HIDALGO, TEXAS - Royce White rides down the glass elevator to the hotel lobby. He's wearing a sleeveless T-shirt that shows off his thick arms and the large "TC" representing the Twin Cities on his left biceps.
He confers with an associate, then pulls up a chair at a table far removed from the noisy bar.
An hour earlier, White's current team, the Rio Grande Valley Vipers, lost to the Texas Legends. White, looking rusty, made one of eight shots and committed five turnovers, although most of them seemed a result of unfamiliarity with his teammates.
Following high school and college basketball careers alternately described as promising and troubled, he has spent much of the past four months in a public dispute with the Houston Rockets over the handling of his anxiety disorder, which manifests itself most noticeably in his fear of flying. Now he is playing for an NBA Developmental League team in Hidalgo, a small Texas border town whose city hall features an elephant-sized killer-bee statue.
As the 16th pick in the NBA draft, White should be staying at the house he purchased in Houston last summer and flying on team charters. By choosing to make himself an example of and a spokesman for people with mental-health problems, he wound up in Hidalgo, flying commercial and coming off the bench.
White believes this is a path well-chosen. He leans forward and eagerly speaks for an hour about mental health, his prospective businesses and his plans to become a philanthropist and politician.

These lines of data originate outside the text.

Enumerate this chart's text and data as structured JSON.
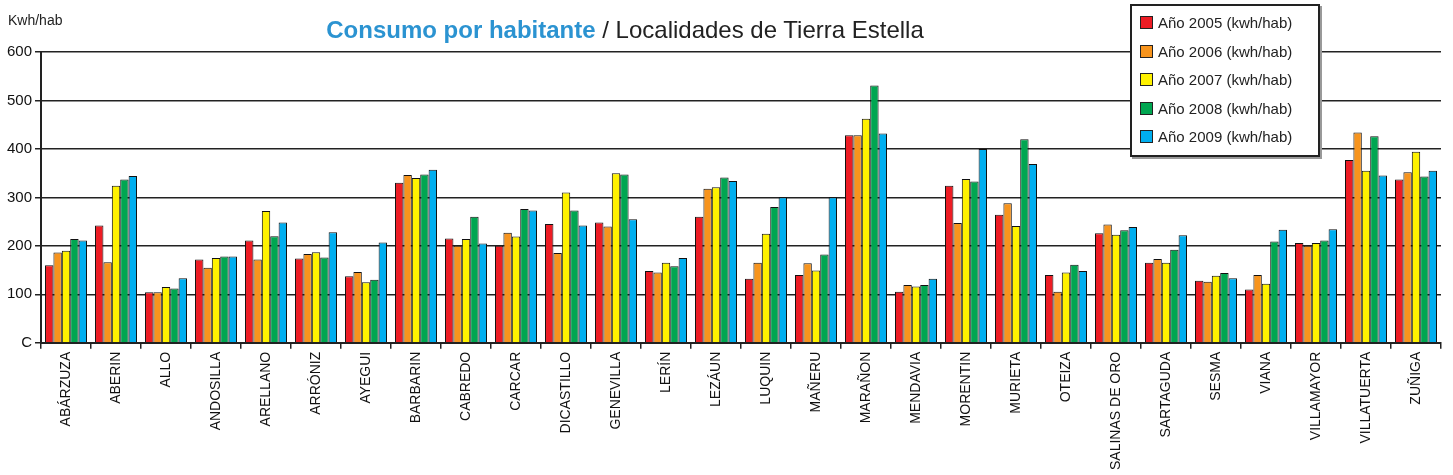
{
  "chart_data": {
    "type": "bar",
    "title": "Consumo por habitante",
    "subtitle": "/ Localidades de Tierra Estella",
    "ylabel": "Kwh/hab",
    "categories": [
      "ABÁRZUZA",
      "ABERIN",
      "ALLO",
      "ANDOSILLA",
      "ARELLANO",
      "ARRÓNIZ",
      "AYEGUI",
      "BARBARIN",
      "CABREDO",
      "CARCAR",
      "DICASTILLO",
      "GENEVILLA",
      "LERÍN",
      "LEZÁUN",
      "LUQUIN",
      "MAÑERU",
      "MARAÑON",
      "MENDAVIA",
      "MORENTIN",
      "MURIETA",
      "OTEIZA",
      "SALINAS DE ORO",
      "SARTAGUDA",
      "SESMA",
      "VIANA",
      "VILLAMAYOR",
      "VILLATUERTA",
      "ZUÑIGA"
    ],
    "series": [
      {
        "name": "Año 2005 (kwh/hab)",
        "color": "#ed1c24",
        "values": [
          160,
          242,
          104,
          172,
          211,
          174,
          137,
          330,
          215,
          200,
          245,
          248,
          148,
          260,
          132,
          140,
          428,
          105,
          324,
          264,
          140,
          226,
          165,
          128,
          110,
          206,
          377,
          337
        ]
      },
      {
        "name": "Año 2006 (kwh/hab)",
        "color": "#f7941d",
        "values": [
          186,
          166,
          104,
          155,
          172,
          183,
          146,
          346,
          200,
          227,
          185,
          240,
          145,
          318,
          165,
          164,
          428,
          119,
          247,
          288,
          105,
          244,
          173,
          126,
          140,
          200,
          434,
          352
        ]
      },
      {
        "name": "Año 2007 (kwh/hab)",
        "color": "#fff200",
        "values": [
          190,
          324,
          115,
          175,
          272,
          187,
          125,
          340,
          214,
          219,
          310,
          350,
          165,
          321,
          225,
          149,
          462,
          116,
          338,
          241,
          145,
          223,
          165,
          138,
          122,
          206,
          355,
          394
        ]
      },
      {
        "name": "Año 2008 (kwh/hab)",
        "color": "#00a651",
        "values": [
          214,
          337,
          112,
          178,
          220,
          176,
          130,
          347,
          260,
          276,
          273,
          347,
          158,
          341,
          280,
          182,
          531,
          119,
          333,
          420,
          161,
          232,
          192,
          144,
          209,
          211,
          426,
          343
        ]
      },
      {
        "name": "Año 2009 (kwh/hab)",
        "color": "#00aeef",
        "values": [
          211,
          344,
          133,
          178,
          248,
          228,
          207,
          357,
          205,
          273,
          242,
          255,
          175,
          334,
          300,
          300,
          432,
          132,
          400,
          369,
          148,
          239,
          222,
          133,
          233,
          234,
          345,
          355
        ]
      }
    ],
    "ylim": [
      0,
      600
    ],
    "yticks": [
      {
        "value": 0,
        "label": "C"
      },
      100,
      200,
      300,
      400,
      500,
      600
    ],
    "grid": "y",
    "legend": "top right"
  }
}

He mentions a documentary he's working on, and lists the late Sen. Paul Wellstone and Gandhi as inspirations.
"Every time I go through adversity, not only am I able to reform whatever it is I'm going through by standing for what I believe in, but I also get to reform myself," White said. "Being a humanist and a humanitarian and wanting to do public service, I've learned that every adverse situation you go through helps you see what is necessary."
He says he learned from his troubled time at the University of Minnesota and that he experienced an "awakening" at Iowa State. Long described as "troubled," White hopes he can use his visibility and charisma to improve the quality of American life.